I don’t often write about new products and services in China’s hyperactive e-commerce space, since such initiatives have become commonplace in an overheated sector where everyone is always looking for any competitive advantage. But the latest pilot program by Jingdong, China’s second largest e-commerce firm, looks like a potential game-changer since it could significantly challenge the entire industry by introducing ultra-fast deliveries. At the same time, newly released data is showing China’s e-commerce sales posted a major decline in the first quarter, hinting the sector may be headed for a rapid slowdown after several years of breakneck growth.Let’s start the latest news from Jingdong, which I consider the most hyperactive of China’s e-commerce firms due to its non-stop introduction of new products and services. I personally think many of its initiatives are a bit misguided, as the company has entered a range of businesses like online travel and real estate services, which are unrelated to its core general merchandise retailing business.
But that said, this latest initiative looks quite intriguing, with Jingdong trialing a program in Beijing to reduce delivery times to 3 hours or less for some orders. (English article) The reports don’t contain too much other detail, but imply the Beijing trial program will be expanded soon to other major cities. They add that the bigger goal from Jingdong, previously known as 360Buy, is to reduce delivery times to 100 minutes or less.
Jingdong’s move follows a similar strategy by global e-commerce giant Amazon (Nasdaq: AMZN), which is building a series of major warehouses throughout China, including massive logistics centers in major cities like Beijing, Shanghai and Guangzhou. (previous post) Such mega-centers are a critical piece in the ultra-fast delivery equation, since a company can only deliver merchandise so quickly if the physical product is already near a customer’s home when the order is placed.
This kind of ultra-fast delivery could be a real game changer, since it will eliminate one of the last remaining advantages that traditional retailers have over their e-commerce rivals. Customers can instantly receive their products when they buy them at a brick-and-mortar store, but goods purchased online can take a day or more often days to be delivered. Jingdong’s 3 hour target in many ways would equal about the amount of time a person needs to go to a real-world store, buy a product, and then bring the product home.

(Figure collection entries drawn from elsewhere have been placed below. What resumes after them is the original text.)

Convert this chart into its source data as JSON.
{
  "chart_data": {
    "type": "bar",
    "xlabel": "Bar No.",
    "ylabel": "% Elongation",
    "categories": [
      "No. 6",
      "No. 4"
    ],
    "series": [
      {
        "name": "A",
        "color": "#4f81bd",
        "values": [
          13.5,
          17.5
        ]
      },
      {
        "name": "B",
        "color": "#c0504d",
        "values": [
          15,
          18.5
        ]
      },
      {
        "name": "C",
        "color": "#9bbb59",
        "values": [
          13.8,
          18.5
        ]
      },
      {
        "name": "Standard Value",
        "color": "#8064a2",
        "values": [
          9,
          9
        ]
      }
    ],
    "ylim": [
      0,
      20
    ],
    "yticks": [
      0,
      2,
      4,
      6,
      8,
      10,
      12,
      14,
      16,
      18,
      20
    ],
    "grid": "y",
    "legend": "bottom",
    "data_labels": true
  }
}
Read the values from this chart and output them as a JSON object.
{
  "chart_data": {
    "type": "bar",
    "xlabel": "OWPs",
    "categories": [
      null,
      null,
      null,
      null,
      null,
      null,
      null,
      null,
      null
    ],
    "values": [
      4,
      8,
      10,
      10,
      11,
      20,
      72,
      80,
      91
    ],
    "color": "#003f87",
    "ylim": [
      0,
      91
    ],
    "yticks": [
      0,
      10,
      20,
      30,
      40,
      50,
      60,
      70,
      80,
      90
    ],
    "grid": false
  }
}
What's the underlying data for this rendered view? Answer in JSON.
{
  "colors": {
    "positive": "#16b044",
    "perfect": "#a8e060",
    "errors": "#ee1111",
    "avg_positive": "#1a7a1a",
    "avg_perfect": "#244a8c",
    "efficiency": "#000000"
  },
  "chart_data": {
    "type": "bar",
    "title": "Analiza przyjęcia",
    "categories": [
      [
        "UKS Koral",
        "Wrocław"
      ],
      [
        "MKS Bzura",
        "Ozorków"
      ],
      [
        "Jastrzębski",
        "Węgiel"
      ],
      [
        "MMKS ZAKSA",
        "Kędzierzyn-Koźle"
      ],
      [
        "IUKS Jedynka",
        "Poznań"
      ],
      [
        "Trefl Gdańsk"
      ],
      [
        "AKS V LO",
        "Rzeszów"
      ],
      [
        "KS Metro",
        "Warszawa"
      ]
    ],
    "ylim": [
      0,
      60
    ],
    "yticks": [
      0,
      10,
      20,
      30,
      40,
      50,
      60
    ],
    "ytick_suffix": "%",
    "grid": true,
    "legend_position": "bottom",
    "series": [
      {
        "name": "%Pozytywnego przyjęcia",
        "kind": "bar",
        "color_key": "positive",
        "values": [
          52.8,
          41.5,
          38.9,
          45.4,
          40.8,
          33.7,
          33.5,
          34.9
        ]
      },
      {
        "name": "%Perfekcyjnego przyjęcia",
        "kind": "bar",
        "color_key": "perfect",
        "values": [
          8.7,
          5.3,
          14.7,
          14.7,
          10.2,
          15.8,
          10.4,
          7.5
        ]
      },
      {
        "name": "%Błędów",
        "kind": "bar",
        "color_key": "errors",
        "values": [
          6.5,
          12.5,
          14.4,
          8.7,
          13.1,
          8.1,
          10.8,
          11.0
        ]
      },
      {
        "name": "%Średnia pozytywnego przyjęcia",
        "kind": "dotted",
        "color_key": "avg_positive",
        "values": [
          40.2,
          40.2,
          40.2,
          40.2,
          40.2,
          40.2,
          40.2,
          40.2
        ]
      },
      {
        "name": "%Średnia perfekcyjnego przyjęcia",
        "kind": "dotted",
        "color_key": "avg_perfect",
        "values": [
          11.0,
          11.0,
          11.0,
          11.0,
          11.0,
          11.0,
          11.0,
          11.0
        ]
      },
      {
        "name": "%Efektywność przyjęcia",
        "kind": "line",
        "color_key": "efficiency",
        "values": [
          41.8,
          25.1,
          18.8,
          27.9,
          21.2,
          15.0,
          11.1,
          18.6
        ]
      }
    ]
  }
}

Jingdong’s move is also interesting because it will put intense pressure on smaller companies that don’t have the resources to build the necessary infrastructure for such fast deliveries. Another company that could also feel some pressure is e-commerce leader Alibaba, whose de-centralized business model lets thousands of private online merchants throughout China sell on its platforms, and thus isn’t really suitable for such quick-time deliveries.
From Jingdong’s new program, let’s look quickly at the latest broader industry data that show China’s e-commerce sales actually fell 17 percent in this year’s first quarter to 352 billion yuan ($57.4 billion). (English article) I don’t have extensive records readily available, but I suspect this is probably the first quarterly drop in such sales since research firms started tracking the category.
I was surprised by not only the drop, but also the magnitude of the decline in this particular case, for an industry that’s become used to strong double-digit growth in the last few years. An analyst at iRsearch, which released the latest data, blamed the decline on some one-time factors, most notably a series of massive industry-wide promotions last year that resulted in consumer spending fatigue. But I wouldn’t be surprised to see the fatigue continue into the rest of this year, meaning we could see a sharp slowdown in online spending that will put additional pressure on many companies that are already losing big money.
Bottom line: Jingdong’s new ultra-fast delivery program will turn up the pressure in China’s e-commerce market, which is showing signs of slowing growth.